Marigold stared. All her life seemed to have been drained out of her body and concentrated in her eyes.

"I - thought - that - YOU were going to marry him, Mother."

"Me! Why, Marigold, whatever put such a silly idea into your head, darling?"

Marigold continued to stare. Great tears slowly formed in her eyes and rolled down her cheeks.

"Marigold - Marigold!" Mother folded her arms about her and drew her to her knee. "Why are you so disappointed because I'm not going to marry Mr. Thompson?"

Disappointed!

"I'm so happy - so happy, Mother," sobbed Marigold. "I was so afraid you WERE."

"And that's why you've been so funny to him. Marigold, why didn't you ask me - "

"I couldn't bear to. I was so afraid you'd say it was true."

Lorraine Lesley cuddled her baby closer. She understood and did not laugh at the torture the little soul had endured.

"Darling, no one who had loved your father could ever love any one else.
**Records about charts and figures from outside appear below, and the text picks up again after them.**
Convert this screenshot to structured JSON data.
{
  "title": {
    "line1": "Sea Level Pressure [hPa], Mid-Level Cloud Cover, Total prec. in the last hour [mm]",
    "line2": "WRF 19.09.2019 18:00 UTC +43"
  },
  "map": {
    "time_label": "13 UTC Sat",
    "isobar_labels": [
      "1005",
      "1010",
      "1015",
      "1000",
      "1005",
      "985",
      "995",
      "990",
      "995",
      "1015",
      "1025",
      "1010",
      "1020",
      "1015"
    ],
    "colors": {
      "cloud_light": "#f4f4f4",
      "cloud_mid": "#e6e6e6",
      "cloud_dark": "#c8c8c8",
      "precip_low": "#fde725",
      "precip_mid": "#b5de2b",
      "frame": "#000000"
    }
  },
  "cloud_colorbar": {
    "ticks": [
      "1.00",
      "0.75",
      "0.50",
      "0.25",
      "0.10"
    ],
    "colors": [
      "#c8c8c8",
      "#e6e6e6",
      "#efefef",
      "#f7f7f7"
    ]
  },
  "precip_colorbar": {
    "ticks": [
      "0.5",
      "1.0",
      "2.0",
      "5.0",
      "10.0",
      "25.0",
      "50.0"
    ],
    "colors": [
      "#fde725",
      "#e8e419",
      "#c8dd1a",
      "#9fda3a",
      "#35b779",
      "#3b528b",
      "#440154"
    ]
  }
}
I've HAD love - and now I have its memory - and YOU. That is enough for me."

"Mother," whispered Marigold, "were you - disappointed because - I wasn't a boy?"

"Never. Not for one minute. I wanted you to be a girl. And so did your father. There hadn't been a little girl at Cloud of Spruce for so long, he said."

Marigold sat very still with her face against her mother's. She knew this was one of the moments that last forever.

4

Mr. Thompson was such a nice man. Such a nice, jolly, friendly man. She hoped that pig hadn't eaten ALL his parsnips. She was dreadfully sorry for him because he wasn't going to get Mother, but Aunt Ellice would do very well. She was so useful. A ministers wife should be useful. And Jane was a darling. How jolly it was not to hate anybody any more. Life and she were good friends again.

It had stopped snowing. A big round silvery moon was floating up over a snowy hill. The little hollow in Mr. Donkin's field that would be a pool, blue-flagged, in summer, was a round white dimple, as if some giantess had pressed her finger down. The orchard was full of fine, faint blue shadows on the snow. It was a lovely world and life was beautiful. The paper that day had said a king's son had been born in Europe and a millionaire's son in Montreal. A far more interesting event which the paper had not chronicled, was that the Witch of Endor had three lovely kittens in the apple-barn. And to-morrow she would go up the hill and tryst again with Sylvia.